GAMING businesses say that their two-month closure is affecting the future viability of 133 Valencia region companies.

The claim comes from the Business Council of Gaming (CeJuego) who have demanded the reopening of gambling establishments in the Valencian Community, which has the lowest coronavirus infections rates in Spain.

They were shutdown by the government in late January as part of their COVID-19 curbs, and though there has been a limited return for the hospitality sector from the start of March, that has not been applied to gaming businesses.

CeJuego say the closure has cost their members €129 million and that 7,000 jobs are on the line:

Last week the Valencian Superior Court rejected a legal bid for gaming rooms to reopen as judges ruled that health safety could not be guaranteed.

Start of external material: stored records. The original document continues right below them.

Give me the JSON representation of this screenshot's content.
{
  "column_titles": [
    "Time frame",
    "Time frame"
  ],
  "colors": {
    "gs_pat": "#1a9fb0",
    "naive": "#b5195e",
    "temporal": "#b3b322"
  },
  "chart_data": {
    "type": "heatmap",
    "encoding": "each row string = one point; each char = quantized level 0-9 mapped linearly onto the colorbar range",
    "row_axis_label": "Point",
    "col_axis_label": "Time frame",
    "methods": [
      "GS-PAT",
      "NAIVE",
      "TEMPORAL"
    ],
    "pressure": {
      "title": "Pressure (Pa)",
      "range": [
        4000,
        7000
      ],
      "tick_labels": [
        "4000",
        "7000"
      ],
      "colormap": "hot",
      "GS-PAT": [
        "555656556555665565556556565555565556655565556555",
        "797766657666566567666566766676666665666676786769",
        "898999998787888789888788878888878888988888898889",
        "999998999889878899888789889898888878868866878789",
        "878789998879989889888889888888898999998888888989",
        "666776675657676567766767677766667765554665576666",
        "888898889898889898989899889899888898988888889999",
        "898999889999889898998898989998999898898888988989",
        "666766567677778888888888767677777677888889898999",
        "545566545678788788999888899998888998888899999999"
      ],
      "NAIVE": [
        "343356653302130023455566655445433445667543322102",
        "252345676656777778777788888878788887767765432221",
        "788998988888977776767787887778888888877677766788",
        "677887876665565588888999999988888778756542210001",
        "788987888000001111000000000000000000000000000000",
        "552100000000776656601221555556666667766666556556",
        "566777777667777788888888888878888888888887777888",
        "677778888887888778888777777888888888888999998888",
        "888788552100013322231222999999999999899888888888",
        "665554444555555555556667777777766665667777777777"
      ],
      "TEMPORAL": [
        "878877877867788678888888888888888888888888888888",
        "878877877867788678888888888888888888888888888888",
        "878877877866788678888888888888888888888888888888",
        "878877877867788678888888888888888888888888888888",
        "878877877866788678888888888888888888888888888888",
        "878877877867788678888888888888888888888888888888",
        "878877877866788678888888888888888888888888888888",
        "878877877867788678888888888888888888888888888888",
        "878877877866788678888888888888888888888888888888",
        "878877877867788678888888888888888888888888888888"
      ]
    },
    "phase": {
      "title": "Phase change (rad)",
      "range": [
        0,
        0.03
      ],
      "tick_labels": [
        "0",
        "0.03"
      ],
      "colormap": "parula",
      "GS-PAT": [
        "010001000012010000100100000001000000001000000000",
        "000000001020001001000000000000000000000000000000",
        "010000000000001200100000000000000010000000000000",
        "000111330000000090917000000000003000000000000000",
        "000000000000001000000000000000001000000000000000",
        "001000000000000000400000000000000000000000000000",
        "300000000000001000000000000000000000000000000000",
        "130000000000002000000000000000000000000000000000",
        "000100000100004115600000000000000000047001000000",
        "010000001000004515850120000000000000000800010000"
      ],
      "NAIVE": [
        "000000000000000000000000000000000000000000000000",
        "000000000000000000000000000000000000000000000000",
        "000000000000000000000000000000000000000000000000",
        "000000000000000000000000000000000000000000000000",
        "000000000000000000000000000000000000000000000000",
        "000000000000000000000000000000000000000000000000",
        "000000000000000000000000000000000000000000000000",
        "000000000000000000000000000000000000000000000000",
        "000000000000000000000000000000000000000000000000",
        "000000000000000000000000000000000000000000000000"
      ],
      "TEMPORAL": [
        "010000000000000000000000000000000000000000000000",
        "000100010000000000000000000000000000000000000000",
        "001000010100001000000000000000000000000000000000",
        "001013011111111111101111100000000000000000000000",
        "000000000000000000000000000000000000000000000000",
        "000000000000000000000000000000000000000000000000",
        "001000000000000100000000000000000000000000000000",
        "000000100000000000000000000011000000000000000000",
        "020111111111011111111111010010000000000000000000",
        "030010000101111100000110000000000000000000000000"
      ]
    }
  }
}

In a statement, CeJuego said:’ “The Valencian Community is the only Spanish region where the rooms remain closed and we want to know what criteria is being used by the government to keep them shut.”

“We introduced extra health and safety measures after the COVID crisis started ranging from capacity limits to enforcing social distancing and improving ventilation,” they added.

CeJuego’s CEO, Alejandro Landaluce commented: “There are no health figures that justify restricting the rights and freedoms of companies and workers in a single sector throughout the Valencian Community.”

“The rule has forced bingo halls, casinos and gambling rooms to remain completely closed without the government offering any kind of alternative.”

Landaluce says the shutdown will also impact on the regional government tax coffers as they have already lost €26.3 million in revenue.